Marcin Lachowicz: Nigdy nie pokusiłbym się o stwierdzenie, że ktoś zostanie na 100% mistrzem. Przez mój klub przewinęły się setki zawodników, którzy niejednokrotnie mieli doskonałe predyspozycje, do tego, aby stać się w przyszłości mistrzem. Zabrakło im jednak niekiedy psychiki i wytrwałości. Z całą pewnością, jestem w stanie powiedzieć, czy ktoś ma predyspozycje, chwytając za jego dłoń i patrząc, na ile szybko przyswaja wiedzę, którą mu przekazuje. Do określenia go jednak jako przyszłego mistrza, jest jeszcze daleka droga.

PeSzy: Czy zdarzyło się tobie powiedzieć zawodnikowi: z ciebie nic nie będzie, idź trenować szachy?

Marcin Lachowicz: Nigdy nie miało to miejsca. Trenowało u mnie wielu zawodników, w stosunku, do których zdawałem sobie sprawę, że dojdą do pewnego momentu i trudno im będzie przeskoczyć poziom wyżej. Każdy miał jednak szanse treningu i czerpania przyjemności z tego, co lubi i daje mu to satysfakcje.

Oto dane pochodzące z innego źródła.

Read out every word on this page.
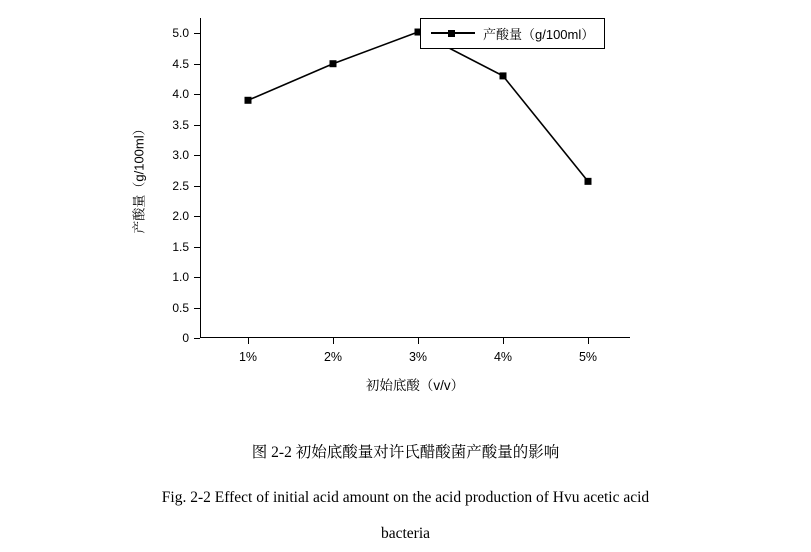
产酸量（g/100ml）
初始底酸（v/v）
0
0.5
1.0
1.5
2.0
2.5
3.0
3.5
4.0
4.5
5.0
1%	2%	3%	4%	5%
产酸量（g/100ml）
图 2-2 初始底酸量对许氏醋酸菌产酸量的影响
Fig. 2-2 Effect of initial acid amount on the acid production of Hvu acetic acid
bacteria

PeSzy: Na koniec pytanie o zawodniczki w klubie. Niewiele ich jest...

Marcin Lachowicz: Nasz klub reprezentuje Katarzyna Martellacci, która na ostatnich Mistrzostwach Polski zdobyła 4 złote medale (kat. masters i senior). Kaśkę prowadzi nasz Mistrz Świata Wojtek Waleśko. Ja jedynie sporadycznie służę jej radą i sugestiami, co można poprawić w treningu. Jak więc widać mamy rodzynka, ale za to najwyższej klasy.

 

PeSzy: Tu dodam skromnie, że to ja „odkryłem” Katarzynę jakiś czas temu na amatorskich zawodach.

LINK Marcin, dziękuję za rozmowę i życzę tobie i klubowi sukcesów, zdrowia i poczucia humoru, z którego i tak już słyniecie.

Marcin Lachowicz: Dziękuję, pozdrawiam wszystkich miłośników naszego sportu!